Todo ser humano en realidad tiene luz propia, una chispa divina que lo acredita como hijo de Dios.
Por: Alejandro Ortega Trillo | Fuente: Catholic.net
Hay personas que brillan; personas “solares” –las llaman los italianos– que irradian optimismo, espontaneidad y un inexplicable resplandor. Algo hay en su porte, en sus modos y semblante que ilumina casi cualquier situación.
Todo ser humano en realidad tiene luz propia, una chispa divina que lo acredita como hijo de Dios. Basta ver el brillo en los ojos de un bebé para percatarse del sol que despunta en su alma y que promete iluminar el mundo con luces y matices propios, hasta el ocaso de su vida.
Al pasar los años, sucede muchas veces que ese sol pierde su brillo, aun en las casas más favorecidas. El amanecer diáfano y risueño de la infancia se va contaminando poco a poco en una atmósfera hostil a la inocencia y la alegría. Si a esto se añaden los inevitables nubarrones y tormentas que se ciernen sobre toda existencia terrena, aquella luz primigenia titubea y se torna ambigua, opaca, melancólica. Es cierto: no faltan quiénes, a pesar de todo, conservan la mirada fresca y el rostro luminoso. También los hay que en la desgracia –como dijo Lacordaire– descubren luces que en la prosperidad no veían. Muchos, sin embargo, sucumben a la oscuridad y viven en un eclipse permanente.
Cuando Jesús se transfiguró en el Monte Tabor no dio sólo una prueba de su condición divina; reveló también –me parece– un querer de Dios que concierne a toda existencia humana: “¡Quiero que brilles!”. Él quiere que cada persona sea un sol que ilumine el mundo, que dé figura y color a todo lo que existe, y especialmente a la vida de los demás.
Pedro fue el primero que entró en la lógica de la transfiguración, cuando dijo: “¡Qué bueno es estar aquí! Vamos a hacer tres tiendas: una para ti, otra para Moisés y otra para Elías”. En un instante cambió su visión y su modo de existir: ya no necesitaba ni pedía nada para sí; sólo vivía y pedía “para los demás”.

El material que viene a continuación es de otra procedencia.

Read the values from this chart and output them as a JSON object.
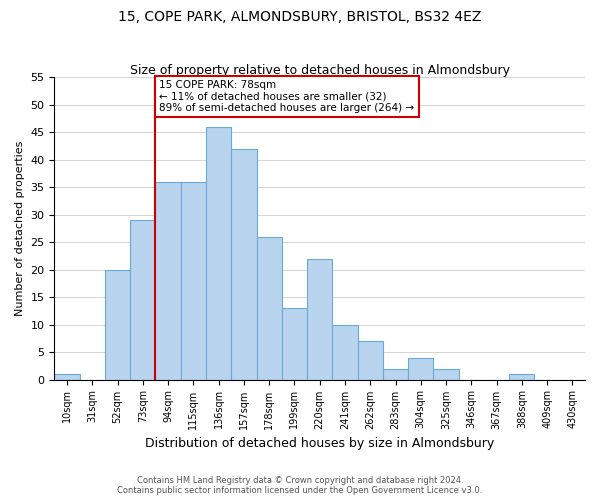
{
  "title": "15, COPE PARK, ALMONDSBURY, BRISTOL, BS32 4EZ",
  "subtitle": "Size of property relative to detached houses in Almondsbury",
  "xlabel": "Distribution of detached houses by size in Almondsbury",
  "ylabel": "Number of detached properties",
  "bin_labels": [
    "10sqm",
    "31sqm",
    "52sqm",
    "73sqm",
    "94sqm",
    "115sqm",
    "136sqm",
    "157sqm",
    "178sqm",
    "199sqm",
    "220sqm",
    "241sqm",
    "262sqm",
    "283sqm",
    "304sqm",
    "325sqm",
    "346sqm",
    "367sqm",
    "388sqm",
    "409sqm",
    "430sqm"
  ],
  "bar_values": [
    1,
    0,
    20,
    29,
    36,
    36,
    46,
    42,
    26,
    13,
    22,
    10,
    7,
    2,
    4,
    2,
    0,
    0,
    1,
    0,
    0
  ],
  "bar_color": "#b8d4ee",
  "bar_edge_color": "#6aaad4",
  "vline_color": "#cc0000",
  "vline_bin_after": 3,
  "annotation_title": "15 COPE PARK: 78sqm",
  "annotation_line1": "← 11% of detached houses are smaller (32)",
  "annotation_line2": "89% of semi-detached houses are larger (264) →",
  "annotation_box_color": "#ffffff",
  "annotation_box_edge": "#cc0000",
  "ylim": [
    0,
    55
  ],
  "yticks": [
    0,
    5,
    10,
    15,
    20,
    25,
    30,
    35,
    40,
    45,
    50,
    55
  ],
  "footer_line1": "Contains HM Land Registry data © Crown copyright and database right 2024.",
  "footer_line2": "Contains public sector information licensed under the Open Government Licence v3.0."
}
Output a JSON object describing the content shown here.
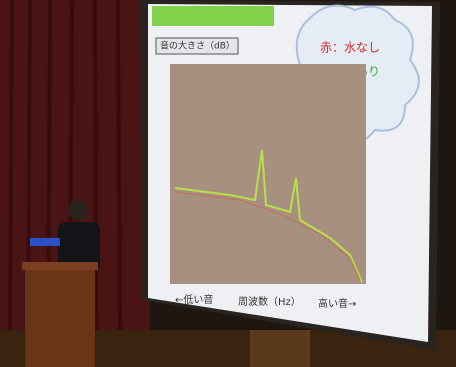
{
  "screen": {
    "y_axis_label": "音の大きさ（dB）",
    "legend": [
      "赤：水なし",
      "緑：水あり"
    ],
    "x_axis_labels": [
      "←低い音",
      "周波数（Hz）",
      "高い音→"
    ]
  }
}
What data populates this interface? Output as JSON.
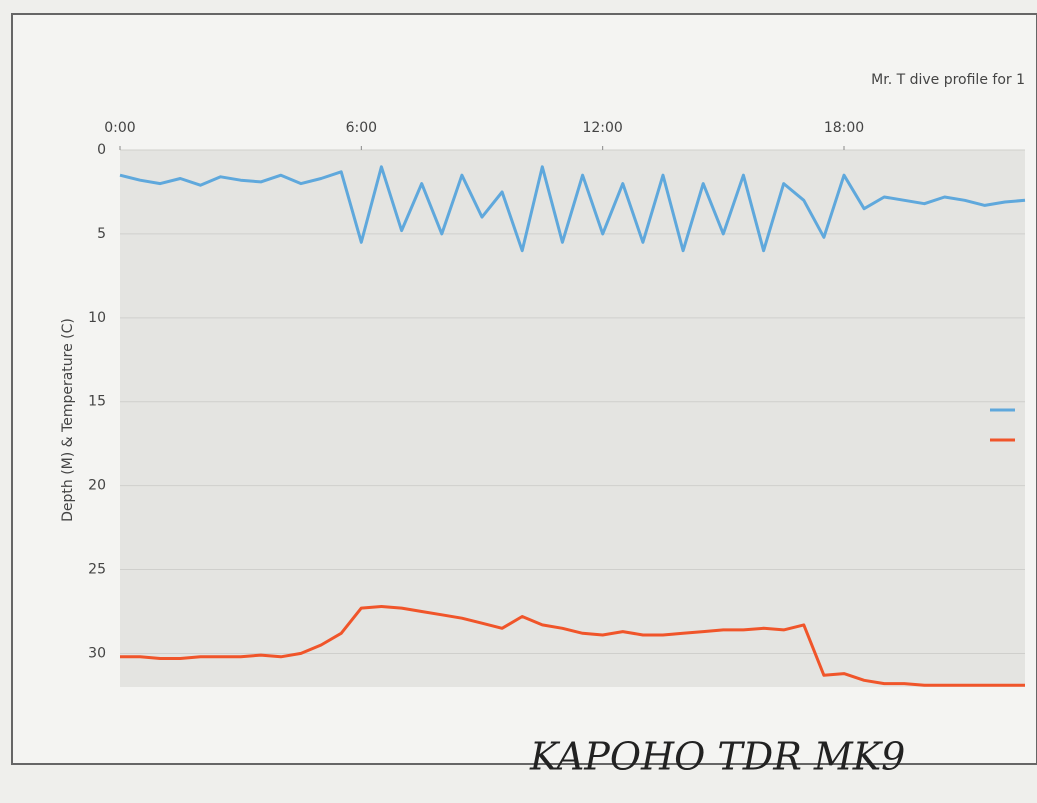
{
  "chart_data": {
    "type": "line",
    "title": "Mr. T dive profile for 1",
    "y_label": "Depth (M) & Temperature (C)",
    "annotation": "KAPOHO   TDR MK9",
    "x": [
      0,
      0.5,
      1,
      1.5,
      2,
      2.5,
      3,
      3.5,
      4,
      4.5,
      5,
      5.5,
      6,
      6.5,
      7,
      7.5,
      8,
      8.5,
      9,
      9.5,
      10,
      10.5,
      11,
      11.5,
      12,
      12.5,
      13,
      13.5,
      14,
      14.5,
      15,
      15.5,
      16,
      16.5,
      17,
      17.5,
      18,
      18.5,
      19,
      19.5,
      20,
      20.5,
      21,
      21.5,
      22,
      22.5
    ],
    "series": [
      {
        "color": "#5fa8dc",
        "values": [
          1.5,
          1.8,
          2,
          1.7,
          2.1,
          1.6,
          1.8,
          1.9,
          1.5,
          2,
          1.7,
          1.3,
          5.5,
          1,
          4.8,
          2,
          5,
          1.5,
          4,
          2.5,
          6,
          1,
          5.5,
          1.5,
          5,
          2,
          5.5,
          1.5,
          6,
          2,
          5,
          1.5,
          6,
          2,
          3,
          5.2,
          1.5,
          3.5,
          2.8,
          3,
          3.2,
          2.8,
          3,
          3.3,
          3.1,
          3
        ]
      },
      {
        "color": "#f0552a",
        "values": [
          30.2,
          30.2,
          30.3,
          30.3,
          30.2,
          30.2,
          30.2,
          30.1,
          30.2,
          30,
          29.5,
          28.8,
          27.3,
          27.2,
          27.3,
          27.5,
          27.7,
          27.9,
          28.2,
          28.5,
          27.8,
          28.3,
          28.5,
          28.8,
          28.9,
          28.7,
          28.9,
          28.9,
          28.8,
          28.7,
          28.6,
          28.6,
          28.5,
          28.6,
          28.3,
          31.3,
          31.2,
          31.6,
          31.8,
          31.8,
          31.9,
          31.9,
          31.9,
          31.9,
          31.9,
          31.9
        ]
      }
    ],
    "xlim": [
      0,
      22.5
    ],
    "xticks": [
      {
        "value": 0,
        "label": "0:00"
      },
      {
        "value": 6,
        "label": "6:00"
      },
      {
        "value": 12,
        "label": "12:00"
      },
      {
        "value": 18,
        "label": "18:00"
      }
    ],
    "ylim": [
      0,
      32
    ],
    "yticks": [
      0,
      5,
      10,
      15,
      20,
      25,
      30
    ],
    "y_inverted": true,
    "grid": true,
    "legend": "right"
  }
}
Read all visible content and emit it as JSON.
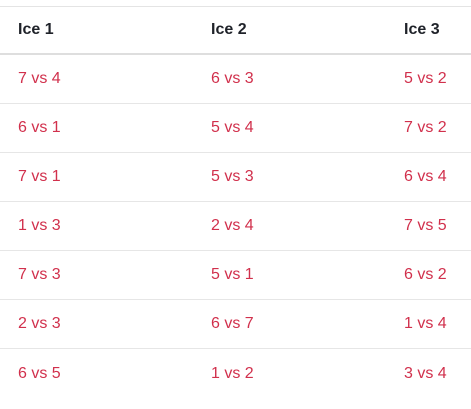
{
  "table": {
    "headers": [
      "Ice 1",
      "Ice 2",
      "Ice 3"
    ],
    "rows": [
      [
        "7 vs 4",
        "6 vs 3",
        "5 vs 2"
      ],
      [
        "6 vs 1",
        "5 vs 4",
        "7 vs 2"
      ],
      [
        "7 vs 1",
        "5 vs 3",
        "6 vs 4"
      ],
      [
        "1 vs 3",
        "2 vs 4",
        "7 vs 5"
      ],
      [
        "7 vs 3",
        "5 vs 1",
        "6 vs 2"
      ],
      [
        "2 vs 3",
        "6 vs 7",
        "1 vs 4"
      ],
      [
        "6 vs 5",
        "1 vs 2",
        "3 vs 4"
      ]
    ]
  },
  "colors": {
    "header_text": "#1f2229",
    "link_text": "#d1304c",
    "divider": "#e6e6e6"
  }
}
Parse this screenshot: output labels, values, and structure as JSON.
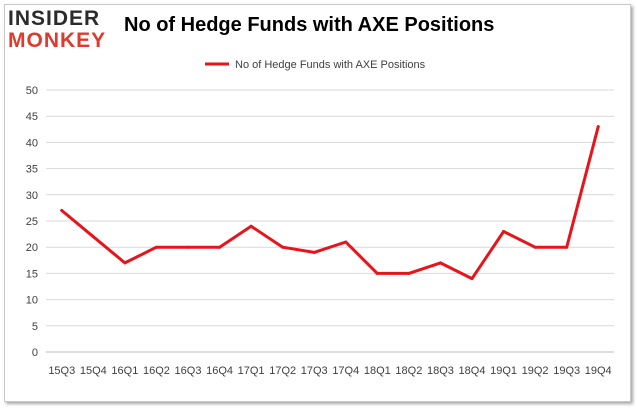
{
  "logo": {
    "line1": "INSIDER",
    "line2": "MONKEY"
  },
  "chart_data": {
    "type": "line",
    "title": "No of Hedge Funds with AXE Positions",
    "categories": [
      "15Q3",
      "15Q4",
      "16Q1",
      "16Q2",
      "16Q3",
      "16Q4",
      "17Q1",
      "17Q2",
      "17Q3",
      "17Q4",
      "18Q1",
      "18Q2",
      "18Q3",
      "18Q4",
      "19Q1",
      "19Q2",
      "19Q3",
      "19Q4"
    ],
    "series": [
      {
        "name": "No of Hedge Funds with AXE Positions",
        "values": [
          27,
          22,
          17,
          20,
          20,
          20,
          24,
          20,
          19,
          21,
          15,
          15,
          17,
          14,
          23,
          20,
          20,
          43
        ]
      }
    ],
    "ylim": [
      0,
      50
    ],
    "yticks": [
      0,
      5,
      10,
      15,
      20,
      25,
      30,
      35,
      40,
      45,
      50
    ],
    "xlabel": "",
    "ylabel": "",
    "grid": true,
    "legend": "top-center",
    "colors": {
      "series": "#e8141a",
      "grid": "#d9d9d9",
      "axis_text": "#404040"
    }
  }
}
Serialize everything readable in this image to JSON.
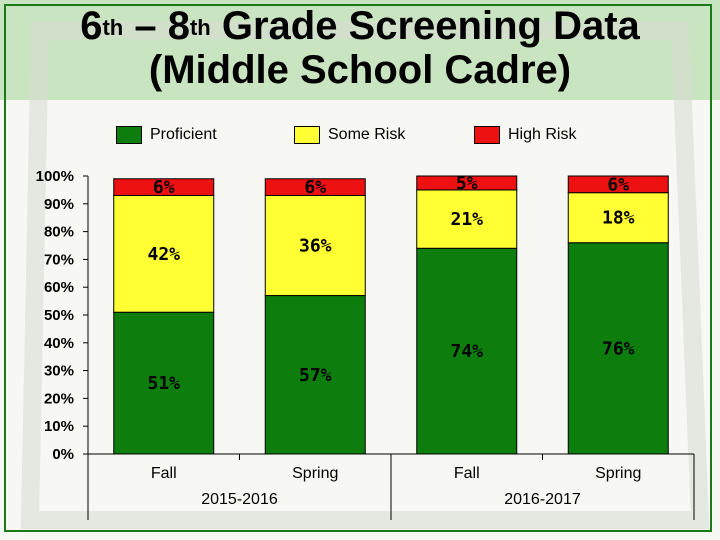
{
  "slide": {
    "title_a": "6",
    "title_sup_a": "th",
    "title_b": " – 8",
    "title_sup_b": "th",
    "title_c": " Grade Screening Data",
    "title_line2": "(Middle School Cadre)"
  },
  "colors": {
    "proficient": "#0d7d0d",
    "some_risk": "#ffff33",
    "high_risk": "#ee1111",
    "header_bg": "#c9e4c0",
    "border": "#1a7a1a"
  },
  "chart_data": {
    "type": "bar",
    "stacked": true,
    "legend": "top",
    "grid": false,
    "y_ticks": [
      "0%",
      "10%",
      "20%",
      "30%",
      "40%",
      "50%",
      "60%",
      "70%",
      "80%",
      "90%",
      "100%"
    ],
    "ylim": [
      0,
      100
    ],
    "categories": [
      "Fall",
      "Spring",
      "Fall",
      "Spring"
    ],
    "groups": [
      {
        "label": "2015-2016",
        "categories": [
          "Fall",
          "Spring"
        ]
      },
      {
        "label": "2016-2017",
        "categories": [
          "Fall",
          "Spring"
        ]
      }
    ],
    "series": [
      {
        "name": "Proficient",
        "values": [
          51,
          57,
          74,
          76
        ],
        "labels": [
          "51%",
          "57%",
          "74%",
          "76%"
        ]
      },
      {
        "name": "Some Risk",
        "values": [
          42,
          36,
          21,
          18
        ],
        "labels": [
          "42%",
          "36%",
          "21%",
          "18%"
        ]
      },
      {
        "name": "High Risk",
        "values": [
          6,
          6,
          5,
          6
        ],
        "labels": [
          "6%",
          "6%",
          "5%",
          "6%"
        ]
      }
    ]
  }
}
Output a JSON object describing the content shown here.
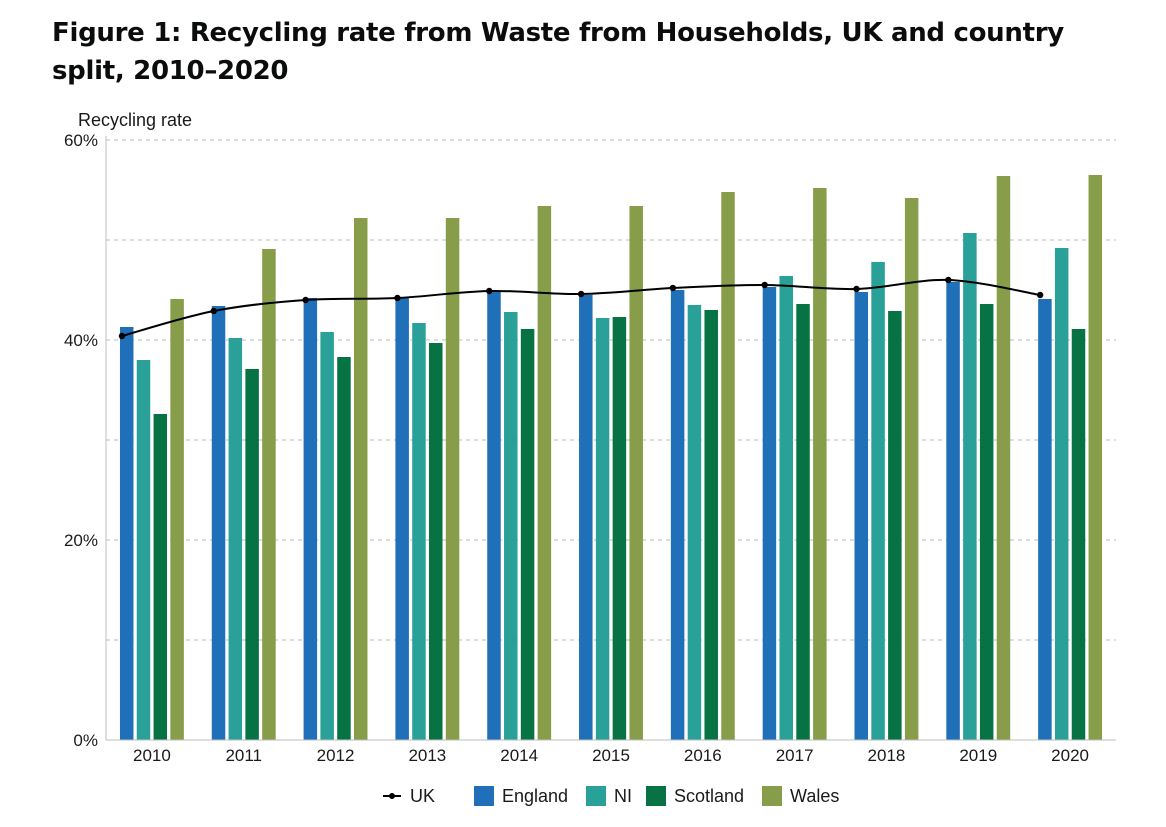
{
  "title": "Figure 1: Recycling rate from Waste from Households, UK and country split, 2010–2020",
  "chart_data": {
    "type": "bar",
    "title": "Figure 1: Recycling rate from Waste from Households, UK and country split, 2010–2020",
    "ylabel": "Recycling rate",
    "xlabel": "",
    "categories": [
      "2010",
      "2011",
      "2012",
      "2013",
      "2014",
      "2015",
      "2016",
      "2017",
      "2018",
      "2019",
      "2020"
    ],
    "ylim": [
      0,
      60
    ],
    "yticks": [
      "0%",
      "20%",
      "40%",
      "60%"
    ],
    "grid": "horizontal dashed",
    "legend_position": "bottom",
    "series": [
      {
        "name": "England",
        "type": "bar",
        "color": "#1f6fb9",
        "values": [
          41.3,
          43.4,
          44.2,
          44.2,
          44.8,
          44.5,
          45.0,
          45.3,
          44.8,
          45.8,
          44.1
        ]
      },
      {
        "name": "NI",
        "type": "bar",
        "color": "#2aa198",
        "values": [
          38.0,
          40.2,
          40.8,
          41.7,
          42.8,
          42.2,
          43.5,
          46.4,
          47.8,
          50.7,
          49.2
        ]
      },
      {
        "name": "Scotland",
        "type": "bar",
        "color": "#077244",
        "values": [
          32.6,
          37.1,
          38.3,
          39.7,
          41.1,
          42.3,
          43.0,
          43.6,
          42.9,
          43.6,
          41.1
        ]
      },
      {
        "name": "Wales",
        "type": "bar",
        "color": "#879d4a",
        "values": [
          44.1,
          49.1,
          52.2,
          52.2,
          53.4,
          53.4,
          54.8,
          55.2,
          54.2,
          56.4,
          56.5
        ]
      },
      {
        "name": "UK",
        "type": "line",
        "color": "#000000",
        "values": [
          40.4,
          42.9,
          44.0,
          44.2,
          44.9,
          44.6,
          45.2,
          45.5,
          45.1,
          46.0,
          44.5
        ]
      }
    ],
    "legend": [
      "UK",
      "England",
      "NI",
      "Scotland",
      "Wales"
    ]
  }
}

La transfiguración de nuestra vida supone entrar en esa misma lógica: pensar y actuar a favor de los demás. Hay personas cuyo objetivo diario es iluminar su entorno. Así se “transfiguran” constantemente cambiando una actitud negativa por una positiva; abriendo una puerta del corazón que estaba cerrada; transformando las cruces en ofrendas y los legítimos lamentos en agradecimientos; trocando en sonrisa un acto de vencimiento.
Toda transfiguración auténtica viene de dentro: de la conciencia de ser “hijo amado de Dios” –como declaró Dios Padre de su Hijo transfigurado–. Quien así se sabe y reconoce, jamás será abatido por ninguna oscuridad. El amor del Padre encenderá siempre de nuevo el corazón y cambiará su modo de ver a los demás, de vivir los acontecimientos y de repasar la propia historia.
Quien se transfigura por medio de la caridad ejerce hoy un apostolado muy necesario. Pues así como la existencia del mal oscurece la fe de no pocas personas, así también la presencia viva de la caridad hace creíble el Evangelio y puede alumbrar, quizá sin pretenderlo, existencias muy sufridas. Quién quita y Dios se sirva del fulgor de un acto de amor para iluminar los más profundos entresijos de un alma.
Después de varios años, escuché hace poco un clásico de los setenta: “You light up my life” (“Tú iluminas mi vida”) de Debby Boone. Sin buscar sacralizar esta canción, cabe muy bien aplicar sus versos, antes que a nadie, a Jesús mismo, que ilumina nuestros días y llena nuestras noches con su canción de amor; pero también a todo ser humano, llamado a ser un “solar” para iluminar la vida de los demás. Dios no quiere vidas apagadas y sombrías; quiere vidas radiantes que reflejen su Luz; quiere vidas transfiguradas. El mundo necesita muchos soles, no hoyos negros en su firmamento.